I expect its impact will mostly be in helping junior devs get around the "blank page" problem quickly. I don't see it having much impact beyond that, not with GPT-3 being the backend
If Copilot improves programming significantly-enough it might be a huge blow to makers of other IDE's and text editors unless they provide an API for others to use. I don't expect re-implementing Copilot-esque prediction is in the wheelhouse of places like Jetbrains or any of the open source editors.
According to the FAQ they're focusing on VS Code which comes from the same parent company as Github (Microsoft).
I've been using GitHub's official Copilot plugin for PyCharm for a couple of weeks. Nice to see that they reached outside of their corporate parent to make this.
The plugin is a bit buggy, but very usable. Copilot is a good assistant.
I expect that it will help with the tedious parts of programming that require you to know details about specific libraries. It will make those parts of programming that are "google -> stackoverflow -> find correct answer -> copy-paste into code" much fater, but I expect it to struggle on truly novel stuff, on scientific programming and anything research-level. If this thing can auto-complete a new finite-element PDE solver in a way that isn't useless, I will be both impressed and scared.
I don't really understand why code generation is the focus. I would expect that code review is an area where automated process that aren't fully reliable would generate more value.
Agreed, but code generation is a more natural fit for a GPT-style language model. GPT-3 and Codex use massive training sets; I would guess that the corpus of human code reviews is not nearly so big.

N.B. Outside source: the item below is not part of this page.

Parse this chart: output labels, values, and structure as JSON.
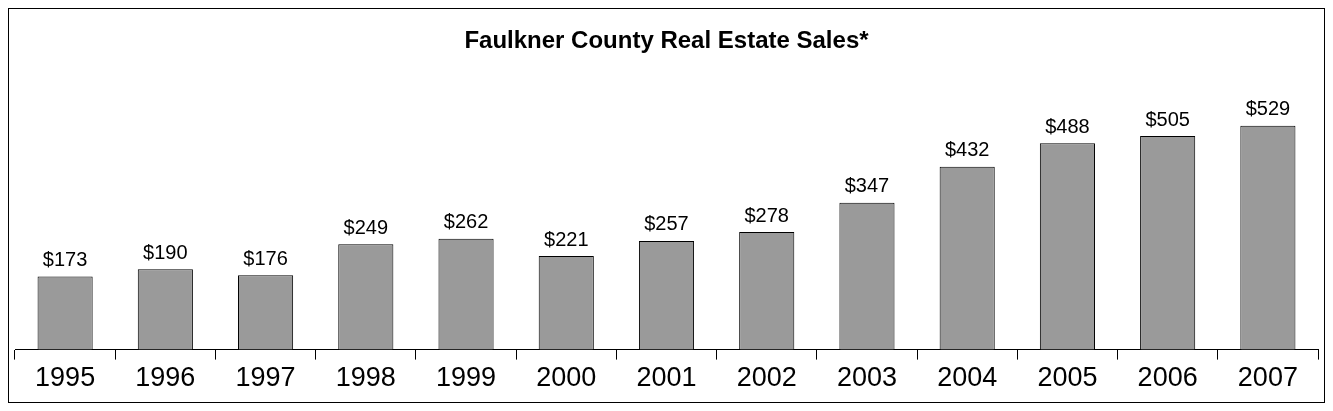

I would think that code generation has a much greater appeal to people / is more likely to go viral than code review tools. The latter surely is useful and I'm certain it will be added relatively soon to github/gitlab/bitbucket etc., but if OpenAI wanted to start out building more hype about their product in the world, then generating code makes more sense (similar to how art generating AIs are everywhere now, but very few people would care about art critique AIs).
https://copilot.github.com/
https://github.blog/2021-06-29-introducing-github-copilot-ai-pair-programmer/
Will Copilot or similar systems become ubiquitous in the next few years? Will they increase the speed of software development or AI research? Will they change the skills necessary for software development?
Is this the first big commercial application of the techniques that produced GPT-3?
For anyone who's used Copilot, what was your experience like?